Hollow Oaks Read online

Page 4


  "Fuck," I gasped. "Fuck it fuck it fuck it." To my left, upstream, the river ran for as far I could make out, a good twenty metres across all the way. In the other direction, it was just as wild and wide. No ford in sight. Not even a rock in the middle.

  My plan was in shreds. The fairies probably used boats to cross it. Maybe rope bridges. I'd been an idiot to think I could manage it. It was their world, after all. Their infrastructure. I was just a hopeless tourist, no more than a portable snack for the bugs.

  From my rucksack I pulled my water bottle, and took a slug. I leaned in to refill it from the flow, drank some more. Then, throat moist, I directed a yell across the raging river.

  "Hello? Ishbéal, you there? You hear me? Fucking anyone? Helloooo?"

  My voice was eaten by the tumult of the water. Shading my eyes from the moon, I peered across, but the portal oak was a good two kilometres from the edge, too far to see.

  "Hey!" I yelled. "For fuck's sake, anyone!"

  No reply, and panic pressed its slippery teeth into my neck.

  Okay, so I couldn't make the Phoenix Park tree. Then I've have to hide. And total cover, not just a boulder to crouch behind, as one slash of sunlight on my skin could engulf me.

  Rock was the way to go, and a few kilometres west of the Marlay Park oak lay the lepp burial grounds. The caves there, some no more than niches, were dug around the base of a rocky outcrop. I might be able to wriggle all the way into one, expel its contents, and wait in its clammy depths while the murderous daylight passed above.

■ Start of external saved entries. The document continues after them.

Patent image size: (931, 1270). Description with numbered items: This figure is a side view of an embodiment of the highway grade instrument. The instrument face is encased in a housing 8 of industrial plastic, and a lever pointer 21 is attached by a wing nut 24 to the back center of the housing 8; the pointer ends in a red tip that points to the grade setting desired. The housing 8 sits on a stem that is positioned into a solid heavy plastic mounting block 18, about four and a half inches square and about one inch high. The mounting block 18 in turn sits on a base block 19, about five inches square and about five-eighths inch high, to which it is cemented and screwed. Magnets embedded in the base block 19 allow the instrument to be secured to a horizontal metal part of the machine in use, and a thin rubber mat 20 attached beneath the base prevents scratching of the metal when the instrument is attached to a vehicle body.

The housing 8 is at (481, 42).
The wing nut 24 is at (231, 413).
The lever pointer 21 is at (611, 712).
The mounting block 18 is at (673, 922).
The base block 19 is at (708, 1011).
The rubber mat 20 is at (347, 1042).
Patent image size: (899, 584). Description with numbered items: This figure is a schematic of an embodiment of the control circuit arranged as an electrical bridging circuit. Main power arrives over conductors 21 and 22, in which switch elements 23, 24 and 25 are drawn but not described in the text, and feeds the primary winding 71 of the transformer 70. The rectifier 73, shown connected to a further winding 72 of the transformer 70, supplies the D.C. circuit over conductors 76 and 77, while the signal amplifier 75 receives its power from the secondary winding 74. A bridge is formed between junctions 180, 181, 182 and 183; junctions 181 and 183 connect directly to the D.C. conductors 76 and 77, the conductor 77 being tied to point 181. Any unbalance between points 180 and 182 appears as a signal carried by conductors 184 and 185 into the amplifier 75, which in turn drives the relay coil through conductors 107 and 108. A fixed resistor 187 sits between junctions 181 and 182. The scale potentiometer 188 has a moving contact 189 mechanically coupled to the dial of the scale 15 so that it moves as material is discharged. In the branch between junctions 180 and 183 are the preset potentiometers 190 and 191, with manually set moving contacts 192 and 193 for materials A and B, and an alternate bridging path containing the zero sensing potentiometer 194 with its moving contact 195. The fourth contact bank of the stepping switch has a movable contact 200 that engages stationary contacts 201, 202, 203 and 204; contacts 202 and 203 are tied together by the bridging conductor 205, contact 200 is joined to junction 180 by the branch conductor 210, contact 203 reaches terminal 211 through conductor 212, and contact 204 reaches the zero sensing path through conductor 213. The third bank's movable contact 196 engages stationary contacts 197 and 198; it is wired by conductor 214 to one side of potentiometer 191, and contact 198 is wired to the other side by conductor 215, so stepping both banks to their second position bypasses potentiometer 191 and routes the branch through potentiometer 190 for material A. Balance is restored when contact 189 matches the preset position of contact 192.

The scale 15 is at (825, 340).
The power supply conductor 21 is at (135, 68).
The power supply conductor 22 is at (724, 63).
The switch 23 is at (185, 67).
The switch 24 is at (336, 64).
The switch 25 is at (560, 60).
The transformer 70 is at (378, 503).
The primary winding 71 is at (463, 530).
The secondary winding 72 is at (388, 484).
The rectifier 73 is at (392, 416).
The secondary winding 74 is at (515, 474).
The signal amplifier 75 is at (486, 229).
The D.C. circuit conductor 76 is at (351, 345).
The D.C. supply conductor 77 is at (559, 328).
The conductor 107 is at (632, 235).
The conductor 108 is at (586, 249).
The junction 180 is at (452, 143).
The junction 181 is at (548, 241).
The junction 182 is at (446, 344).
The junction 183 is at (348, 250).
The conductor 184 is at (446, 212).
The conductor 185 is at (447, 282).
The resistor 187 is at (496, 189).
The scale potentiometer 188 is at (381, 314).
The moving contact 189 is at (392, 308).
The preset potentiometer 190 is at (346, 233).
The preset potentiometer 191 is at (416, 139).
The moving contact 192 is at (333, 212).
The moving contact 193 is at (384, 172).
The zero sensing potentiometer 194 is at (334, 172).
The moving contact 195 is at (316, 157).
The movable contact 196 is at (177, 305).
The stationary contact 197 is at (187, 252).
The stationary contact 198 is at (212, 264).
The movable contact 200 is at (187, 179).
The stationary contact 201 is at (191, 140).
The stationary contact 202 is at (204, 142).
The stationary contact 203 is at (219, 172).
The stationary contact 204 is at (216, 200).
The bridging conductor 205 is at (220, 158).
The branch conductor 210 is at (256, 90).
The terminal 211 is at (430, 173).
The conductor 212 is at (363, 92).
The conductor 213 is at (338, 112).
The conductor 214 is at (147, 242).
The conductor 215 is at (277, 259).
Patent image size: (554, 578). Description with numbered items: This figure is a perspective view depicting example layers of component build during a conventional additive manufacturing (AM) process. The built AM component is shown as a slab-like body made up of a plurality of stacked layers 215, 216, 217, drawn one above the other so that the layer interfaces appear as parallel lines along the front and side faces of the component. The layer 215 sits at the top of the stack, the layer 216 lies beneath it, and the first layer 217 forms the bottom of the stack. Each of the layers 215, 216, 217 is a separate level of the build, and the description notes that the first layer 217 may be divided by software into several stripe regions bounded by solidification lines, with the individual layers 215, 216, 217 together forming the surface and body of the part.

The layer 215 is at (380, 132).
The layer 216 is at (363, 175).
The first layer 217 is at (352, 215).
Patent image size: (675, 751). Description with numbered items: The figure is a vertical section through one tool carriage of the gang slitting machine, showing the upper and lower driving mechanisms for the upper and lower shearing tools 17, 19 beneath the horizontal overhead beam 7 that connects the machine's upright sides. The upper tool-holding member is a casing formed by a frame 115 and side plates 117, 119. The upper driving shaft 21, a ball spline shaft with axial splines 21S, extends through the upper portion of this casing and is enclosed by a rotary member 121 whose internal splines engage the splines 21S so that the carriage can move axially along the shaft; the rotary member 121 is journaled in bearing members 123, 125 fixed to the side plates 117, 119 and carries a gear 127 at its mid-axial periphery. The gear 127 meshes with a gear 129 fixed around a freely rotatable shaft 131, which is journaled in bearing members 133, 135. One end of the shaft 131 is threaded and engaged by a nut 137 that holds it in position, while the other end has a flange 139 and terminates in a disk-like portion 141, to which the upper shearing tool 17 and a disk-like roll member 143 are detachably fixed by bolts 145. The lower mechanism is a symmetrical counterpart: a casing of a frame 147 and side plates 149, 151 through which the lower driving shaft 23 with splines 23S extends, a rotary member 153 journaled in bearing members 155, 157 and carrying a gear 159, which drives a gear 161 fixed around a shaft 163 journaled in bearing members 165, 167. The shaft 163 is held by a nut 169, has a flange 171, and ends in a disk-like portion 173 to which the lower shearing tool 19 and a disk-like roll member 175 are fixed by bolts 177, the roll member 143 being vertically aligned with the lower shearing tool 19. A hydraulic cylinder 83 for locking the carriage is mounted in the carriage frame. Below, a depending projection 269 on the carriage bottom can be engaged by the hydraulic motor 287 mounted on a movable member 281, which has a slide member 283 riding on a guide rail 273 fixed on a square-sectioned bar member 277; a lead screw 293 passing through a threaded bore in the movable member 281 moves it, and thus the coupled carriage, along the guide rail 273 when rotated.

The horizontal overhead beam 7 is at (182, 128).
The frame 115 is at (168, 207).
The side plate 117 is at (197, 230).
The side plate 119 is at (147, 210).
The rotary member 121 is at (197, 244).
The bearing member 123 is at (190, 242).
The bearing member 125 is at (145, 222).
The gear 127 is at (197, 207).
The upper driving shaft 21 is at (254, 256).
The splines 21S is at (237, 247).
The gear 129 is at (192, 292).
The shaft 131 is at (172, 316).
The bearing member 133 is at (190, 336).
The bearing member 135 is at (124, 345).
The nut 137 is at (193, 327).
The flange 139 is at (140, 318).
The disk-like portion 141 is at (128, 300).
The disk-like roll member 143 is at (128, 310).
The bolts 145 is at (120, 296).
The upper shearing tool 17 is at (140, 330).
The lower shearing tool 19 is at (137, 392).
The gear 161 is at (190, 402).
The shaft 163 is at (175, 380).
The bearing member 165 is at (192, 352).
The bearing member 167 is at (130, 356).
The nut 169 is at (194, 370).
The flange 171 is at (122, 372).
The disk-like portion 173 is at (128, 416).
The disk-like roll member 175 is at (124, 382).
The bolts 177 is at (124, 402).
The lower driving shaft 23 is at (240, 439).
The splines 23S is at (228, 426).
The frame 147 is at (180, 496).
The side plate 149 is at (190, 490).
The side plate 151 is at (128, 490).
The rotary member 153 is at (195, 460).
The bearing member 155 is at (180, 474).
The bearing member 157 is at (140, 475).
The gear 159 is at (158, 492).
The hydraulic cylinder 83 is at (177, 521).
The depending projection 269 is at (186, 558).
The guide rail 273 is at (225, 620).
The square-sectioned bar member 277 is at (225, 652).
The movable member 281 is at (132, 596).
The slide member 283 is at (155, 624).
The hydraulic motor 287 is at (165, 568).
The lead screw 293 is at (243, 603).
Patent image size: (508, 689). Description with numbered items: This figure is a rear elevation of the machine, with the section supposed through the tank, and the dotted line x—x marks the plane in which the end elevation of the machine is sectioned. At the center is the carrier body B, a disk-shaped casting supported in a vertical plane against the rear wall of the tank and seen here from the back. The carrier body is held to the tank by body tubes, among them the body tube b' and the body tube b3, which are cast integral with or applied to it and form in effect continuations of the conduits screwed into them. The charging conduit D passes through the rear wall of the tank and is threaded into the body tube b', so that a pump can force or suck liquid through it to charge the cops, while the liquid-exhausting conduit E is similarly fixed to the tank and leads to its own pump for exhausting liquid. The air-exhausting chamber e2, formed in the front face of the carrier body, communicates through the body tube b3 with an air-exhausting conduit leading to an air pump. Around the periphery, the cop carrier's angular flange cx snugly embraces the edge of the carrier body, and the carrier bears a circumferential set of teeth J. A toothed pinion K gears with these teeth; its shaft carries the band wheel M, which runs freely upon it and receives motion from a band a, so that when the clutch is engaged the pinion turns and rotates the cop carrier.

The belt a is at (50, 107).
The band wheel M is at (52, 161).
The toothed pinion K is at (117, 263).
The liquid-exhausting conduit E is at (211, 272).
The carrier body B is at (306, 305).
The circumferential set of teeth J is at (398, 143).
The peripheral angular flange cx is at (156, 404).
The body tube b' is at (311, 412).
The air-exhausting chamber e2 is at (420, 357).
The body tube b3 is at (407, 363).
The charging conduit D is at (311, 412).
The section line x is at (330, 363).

  A stupidly desperate plan, but at the moment all I had.

  I checked my compass and set off south, rucksack bouncing on my back. When I reached the gully for a second time, it was already ten past six, less than three hours to sun-up. I hopped in, sending leaves scattering, and paused. I needed a piss. So, with trousers open and boots spread, I crouched in the gully, and released a steaming patter of pee.

  The soft crunch of leaves. A muffled giggle. My muscles clenched around the flow as my hand slid for the knife on my belt. I fumbled with the catch, pulled it out, and turned.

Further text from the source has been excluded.